Im vierten Kapitel (»Forschung«) berichten zunächst Heinrich Deserno und Horst Kachele über die Verwendung von Traumserien in Psychotherapie und Therapieforschung. Es zeige sich, dass in den während der Therapie erzählten Träumen probeweise Beziehungsmuster vorgebildet werden, die die Übertragung gestalten und sich so auch auf die Gegenübertragung auswirken. Würden Traumserien untersucht, so könne das zu Erkenntnissen führen, die weiter reichten als die Analyse einzelner Träume und die Therapie so auch voranbringen. – Der Neurowissenschaftler und Psychoanalytiker Mark Solms zeigt, dass die Theorie des ›Protobewusstseins‹, die neueste Theorie Allan Hobsons, des einflussreichsten Kritikers der Traumtheorie Freuds, sich dessen Theorie des Traums, besonders der des Primärprozesses erkennbar annähert, bis auf einen Punkt allerdings: Freud sehe den Traum als Hüter des Schlafs, Hobson dagegen als Manifestation eines bewusstseinsgenerierenden Systems, das der Verbesserung und Überarbeitung von Lernen und Gedächtnis diene und so keines Zensors bedürfe. Doch dies, so Solms, werde er durch ein Experiment klären. – Marianne Leuzinger-Bohleher illustriert ihre Überlegungen zum Traum anhand eines Fallbeispiels aus Langzeitstudien, in welchen die Wirksamkeit psychoanalytischer und kognitiv verhaltenstherapeutischer Langzeittherapien verglichen wurde. Nachdem sie diese großangelegten interdisziplinären Studien dargestellt hat, demonstriert sie an Träumen eines depressiven Analysanden, wie diese, lust- und objektsuchend, das Triebgeschehen und zugleich auch aktuelle wie frühere Objektbeziehungen thematisieren, Problemlösungen erproben und hierbei den Verlauf der Therapie markieren. Zudem stelle der manifeste Traum immer auch embodied memories, also in den Körper eingeschriebene Erinnerungen, dar.

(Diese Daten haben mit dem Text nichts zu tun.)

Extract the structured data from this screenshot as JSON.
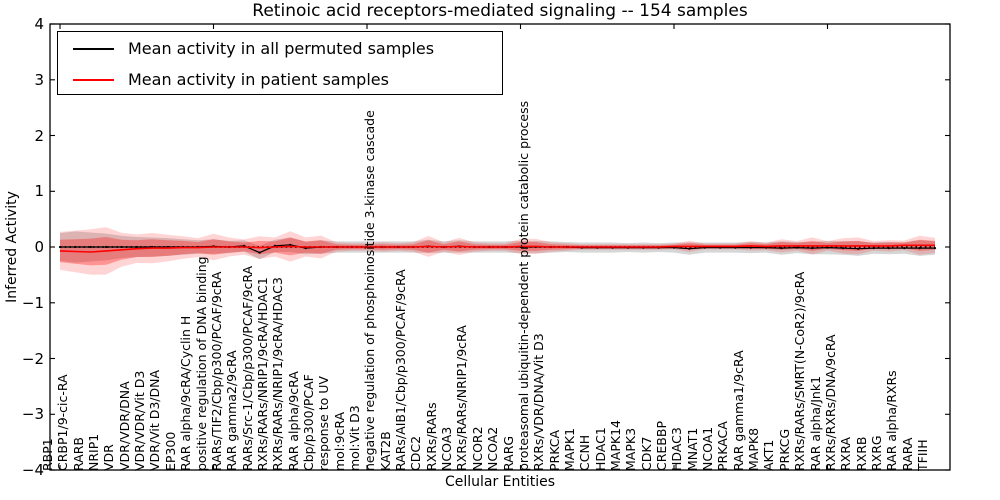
{
  "title": "Retinoic acid receptors-mediated signaling -- 154 samples",
  "axes": {
    "ylabel": "Inferred Activity",
    "xlabel": "Cellular Entities",
    "yticks": [
      4,
      3,
      2,
      1,
      0,
      -1,
      -2,
      -3,
      -4
    ],
    "ylim": [
      -4,
      4
    ]
  },
  "legend": {
    "entries": [
      {
        "label": "Mean activity in all permuted samples",
        "color": "#000000"
      },
      {
        "label": "Mean activity in patient samples",
        "color": "#ff0000"
      }
    ]
  },
  "colors": {
    "permuted_line": "#000000",
    "patient_line": "#ff0000",
    "permuted_band": "rgba(0,0,0,0.16)",
    "patient_band_outer": "rgba(255,0,0,0.17)",
    "patient_band_inner": "rgba(255,0,0,0.30)"
  },
  "chart_data": {
    "type": "line",
    "title": "Retinoic acid receptors-mediated signaling -- 154 samples",
    "xlabel": "Cellular Entities",
    "ylabel": "Inferred Activity",
    "ylim": [
      -4,
      4
    ],
    "yticks": [
      4,
      3,
      2,
      1,
      0,
      -1,
      -2,
      -3,
      -4
    ],
    "grid": false,
    "legend_position": "upper left",
    "zero_line_dotted": true,
    "categories": [
      "RBP1",
      "CRBP1/9-cic-RA",
      "RARB",
      "NRIP1",
      "VDR",
      "VDR/VDR/DNA",
      "VDR/VDR/Vit D3",
      "VDR/Vit D3/DNA",
      "EP300",
      "RAR alpha/9cRA/Cyclin H",
      "positive regulation of DNA binding",
      "RARs/TIF2/Cbp/p300/PCAF/9cRA",
      "RAR gamma2/9cRA",
      "RARs/Src-1/Cbp/p300/PCAF/9cRA",
      "RXRs/RARs/NRIP1/9cRA/HDAC1",
      "RXRs/RARs/NRIP1/9cRA/HDAC3",
      "RAR alpha/9cRA",
      "Cbp/p300/PCAF",
      "response to UV",
      "mol:9cRA",
      "mol:Vit D3",
      "negative regulation of phosphoinositide 3-kinase cascade",
      "KAT2B",
      "RARs/AIB1/Cbp/p300/PCAF/9cRA",
      "CDC2",
      "RXRs/RARs",
      "NCOA3",
      "RXRs/RARs/NRIP1/9cRA",
      "NCOR2",
      "NCOA2",
      "RARG",
      "proteasomal ubiquitin-dependent protein catabolic process",
      "RXRs/VDR/DNA/Vit D3",
      "PRKCA",
      "MAPK1",
      "CCNH",
      "HDAC1",
      "MAPK14",
      "MAPK3",
      "CDK7",
      "CREBBP",
      "HDAC3",
      "MNAT1",
      "NCOA1",
      "PRKACA",
      "RAR gamma1/9cRA",
      "MAPK8",
      "AKT1",
      "PRKCG",
      "RXRs/RARs/SMRT(N-CoR2)/9cRA",
      "RAR alpha/Jnk1",
      "RXRs/RXRs/DNA/9cRA",
      "RXRA",
      "RXRB",
      "RXRG",
      "RAR alpha/RXRs",
      "RARA",
      "TFIIH"
    ],
    "series": [
      {
        "name": "Mean activity in all permuted samples",
        "color": "#000000",
        "values": [
          0,
          0,
          0,
          0,
          0,
          0,
          0,
          0,
          0,
          0,
          0.01,
          0,
          0.02,
          -0.1,
          0.02,
          0.04,
          -0.02,
          0,
          0,
          0,
          0,
          0,
          0,
          0,
          0.01,
          0,
          0.01,
          0,
          0,
          0,
          0,
          0,
          0,
          0,
          -0.01,
          -0.01,
          -0.01,
          -0.01,
          -0.01,
          -0.01,
          -0.01,
          -0.03,
          -0.01,
          -0.01,
          -0.01,
          -0.01,
          -0.01,
          -0.02,
          -0.01,
          -0.02,
          -0.01,
          -0.02,
          -0.03,
          -0.02,
          -0.02,
          -0.02,
          -0.02,
          -0.02
        ],
        "band_halfwidth": [
          0.25,
          0.28,
          0.26,
          0.24,
          0.2,
          0.18,
          0.17,
          0.16,
          0.14,
          0.12,
          0.13,
          0.11,
          0.1,
          0.12,
          0.11,
          0.13,
          0.11,
          0.12,
          0.1,
          0.1,
          0.1,
          0.1,
          0.1,
          0.1,
          0.12,
          0.1,
          0.11,
          0.1,
          0.1,
          0.1,
          0.11,
          0.11,
          0.1,
          0.09,
          0.09,
          0.09,
          0.09,
          0.08,
          0.09,
          0.08,
          0.09,
          0.11,
          0.09,
          0.09,
          0.09,
          0.1,
          0.09,
          0.12,
          0.1,
          0.11,
          0.12,
          0.12,
          0.13,
          0.1,
          0.11,
          0.1,
          0.14,
          0.12
        ]
      },
      {
        "name": "Mean activity in patient samples",
        "color": "#ff0000",
        "values": [
          -0.07,
          -0.08,
          -0.09,
          -0.07,
          -0.05,
          -0.03,
          -0.02,
          -0.02,
          -0.01,
          -0.01,
          0,
          0,
          0,
          -0.01,
          0,
          0.01,
          0,
          0,
          0,
          0,
          0,
          0,
          0,
          0,
          0.01,
          0,
          0.01,
          0,
          0,
          0,
          0.01,
          0.01,
          0,
          0,
          0,
          0,
          0,
          0,
          0,
          0,
          0.01,
          0.01,
          0.01,
          0.01,
          0.01,
          0.02,
          0.01,
          0.02,
          0.02,
          0.02,
          0.02,
          0.02,
          0.02,
          0.02,
          0.02,
          0.03,
          0.03,
          0.03
        ],
        "band_halfwidth": [
          0.2,
          0.22,
          0.24,
          0.25,
          0.18,
          0.15,
          0.16,
          0.14,
          0.12,
          0.1,
          0.14,
          0.1,
          0.08,
          0.12,
          0.1,
          0.16,
          0.1,
          0.12,
          0.05,
          0.04,
          0.04,
          0.05,
          0.04,
          0.05,
          0.11,
          0.05,
          0.09,
          0.05,
          0.04,
          0.04,
          0.08,
          0.08,
          0.05,
          0.04,
          0.03,
          0.03,
          0.03,
          0.03,
          0.03,
          0.03,
          0.03,
          0.06,
          0.03,
          0.03,
          0.03,
          0.05,
          0.04,
          0.07,
          0.05,
          0.09,
          0.05,
          0.08,
          0.09,
          0.05,
          0.06,
          0.05,
          0.1,
          0.08
        ],
        "outer_band_scale": 1.7
      }
    ]
  }
}
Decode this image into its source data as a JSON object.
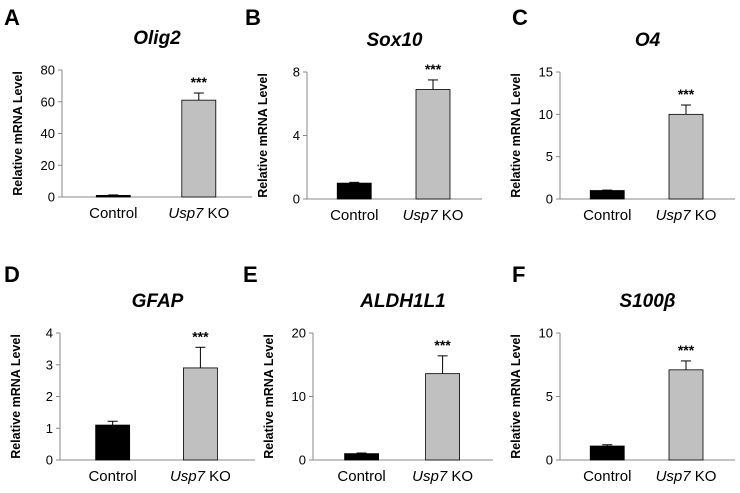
{
  "chart_data": [
    {
      "type": "bar",
      "panel_label": "A",
      "title": "Olig2",
      "ylabel": "Relative mRNA Level",
      "categories": [
        {
          "parts": [
            {
              "text": "Control",
              "italic": false
            }
          ]
        },
        {
          "parts": [
            {
              "text": "Usp7",
              "italic": true
            },
            {
              "text": " KO",
              "italic": false
            }
          ]
        }
      ],
      "values": [
        1,
        61
      ],
      "errors": [
        0.3,
        4.5
      ],
      "bar_colors": [
        "#000000",
        "#c0c0c0"
      ],
      "significance": [
        "",
        "***"
      ],
      "ylim": [
        0,
        80
      ],
      "yticks": [
        0,
        20,
        40,
        60,
        80
      ]
    },
    {
      "type": "bar",
      "panel_label": "B",
      "title": "Sox10",
      "ylabel": "Relative mRNA Level",
      "categories": [
        {
          "parts": [
            {
              "text": "Control",
              "italic": false
            }
          ]
        },
        {
          "parts": [
            {
              "text": "Usp7",
              "italic": true
            },
            {
              "text": " KO",
              "italic": false
            }
          ]
        }
      ],
      "values": [
        1,
        6.9
      ],
      "errors": [
        0.05,
        0.6
      ],
      "bar_colors": [
        "#000000",
        "#c0c0c0"
      ],
      "significance": [
        "",
        "***"
      ],
      "ylim": [
        0,
        8
      ],
      "yticks": [
        0,
        4,
        8
      ]
    },
    {
      "type": "bar",
      "panel_label": "C",
      "title": "O4",
      "ylabel": "Relative mRNA Level",
      "categories": [
        {
          "parts": [
            {
              "text": "Control",
              "italic": false
            }
          ]
        },
        {
          "parts": [
            {
              "text": "Usp7",
              "italic": true
            },
            {
              "text": " KO",
              "italic": false
            }
          ]
        }
      ],
      "values": [
        1,
        10
      ],
      "errors": [
        0.05,
        1.1
      ],
      "bar_colors": [
        "#000000",
        "#c0c0c0"
      ],
      "significance": [
        "",
        "***"
      ],
      "ylim": [
        0,
        15
      ],
      "yticks": [
        0,
        5,
        10,
        15
      ]
    },
    {
      "type": "bar",
      "panel_label": "D",
      "title": "GFAP",
      "ylabel": "Relative mRNA Level",
      "categories": [
        {
          "parts": [
            {
              "text": "Control",
              "italic": false
            }
          ]
        },
        {
          "parts": [
            {
              "text": "Usp7",
              "italic": true
            },
            {
              "text": " KO",
              "italic": false
            }
          ]
        }
      ],
      "values": [
        1.1,
        2.9
      ],
      "errors": [
        0.12,
        0.65
      ],
      "bar_colors": [
        "#000000",
        "#c0c0c0"
      ],
      "significance": [
        "",
        "***"
      ],
      "ylim": [
        0,
        4
      ],
      "yticks": [
        0,
        1,
        2,
        3,
        4
      ]
    },
    {
      "type": "bar",
      "panel_label": "E",
      "title": "ALDH1L1",
      "ylabel": "Relative mRNA Level",
      "categories": [
        {
          "parts": [
            {
              "text": "Control",
              "italic": false
            }
          ]
        },
        {
          "parts": [
            {
              "text": "Usp7",
              "italic": true
            },
            {
              "text": " KO",
              "italic": false
            }
          ]
        }
      ],
      "values": [
        1,
        13.6
      ],
      "errors": [
        0.1,
        2.8
      ],
      "bar_colors": [
        "#000000",
        "#c0c0c0"
      ],
      "significance": [
        "",
        "***"
      ],
      "ylim": [
        0,
        20
      ],
      "yticks": [
        0,
        10,
        20
      ]
    },
    {
      "type": "bar",
      "panel_label": "F",
      "title": "S100β",
      "ylabel": "Relative mRNA Level",
      "categories": [
        {
          "parts": [
            {
              "text": "Control",
              "italic": false
            }
          ]
        },
        {
          "parts": [
            {
              "text": "Usp7",
              "italic": true
            },
            {
              "text": " KO",
              "italic": false
            }
          ]
        }
      ],
      "values": [
        1.1,
        7.1
      ],
      "errors": [
        0.1,
        0.7
      ],
      "bar_colors": [
        "#000000",
        "#c0c0c0"
      ],
      "significance": [
        "",
        "***"
      ],
      "ylim": [
        0,
        10
      ],
      "yticks": [
        0,
        5,
        10
      ]
    }
  ]
}
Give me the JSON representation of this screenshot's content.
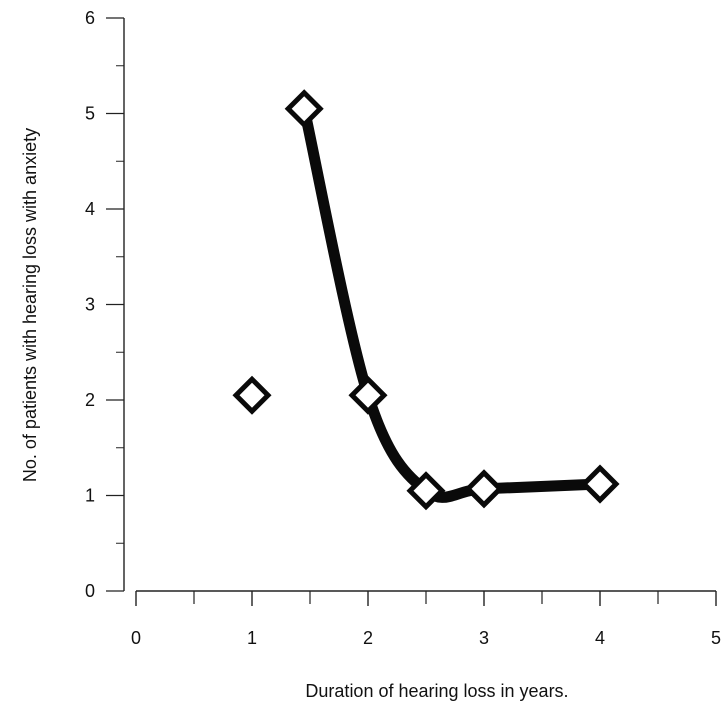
{
  "chart_data": {
    "type": "scatter",
    "title": "",
    "xlabel": "Duration of hearing loss in years.",
    "ylabel": "No. of patients with hearing loss with anxiety",
    "xlim": [
      0,
      5
    ],
    "ylim": [
      0,
      6
    ],
    "x_ticks": [
      0,
      1,
      2,
      3,
      4,
      5
    ],
    "y_ticks": [
      0,
      1,
      2,
      3,
      4,
      5,
      6
    ],
    "grid": false,
    "legend": "none",
    "series": [
      {
        "marker": "open-diamond",
        "points": [
          {
            "x": 1.0,
            "y": 2.05
          },
          {
            "x": 1.45,
            "y": 5.05
          },
          {
            "x": 2.0,
            "y": 2.05
          },
          {
            "x": 2.5,
            "y": 1.05
          },
          {
            "x": 3.0,
            "y": 1.07
          },
          {
            "x": 4.0,
            "y": 1.12
          }
        ]
      }
    ],
    "trend_line": {
      "style": "thick-smooth",
      "points": [
        {
          "x": 1.45,
          "y": 5.05
        },
        {
          "x": 2.0,
          "y": 2.05
        },
        {
          "x": 2.5,
          "y": 1.05
        },
        {
          "x": 3.0,
          "y": 1.07
        },
        {
          "x": 4.0,
          "y": 1.12
        }
      ]
    }
  }
}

Den Band schließt ein »Anhang« zu berufspolitischen Fragen. Eine Arbeitsgruppe formuliert einen Beitrag zur Förderung des verbandsinternen Dialogs zwischen Psychoanalytikern und Vertretern einer tiefenpsychologisch fundierten niederfrequenten Psychotherapie. Georg R. Gfäller erinnert an die politische Verantwortung der Psychoanalyse und benennt Felder, auf denen sie ihr nachkommen kann. Hans-Jürgen Wirth zeichnet aus genauer Kenntnis Leben und Werk Horst-Eberhard Richters nach, Leben und Werk eines von seiner Wissenschaft her praktisch eingreifenden gesellschaftskritischen Psychoanalytikers.

Dieser Sammelband kann sein Thema zwar nicht systematisieren, er zeugt jedoch mit der Vielfalt seiner Perspektiven und Informationen von dem lebendigen und reflektierten psychoanalytischen Umgang mit dem Traum und bietet eine ungemein anregende erkenntniserweiternde Lektüre.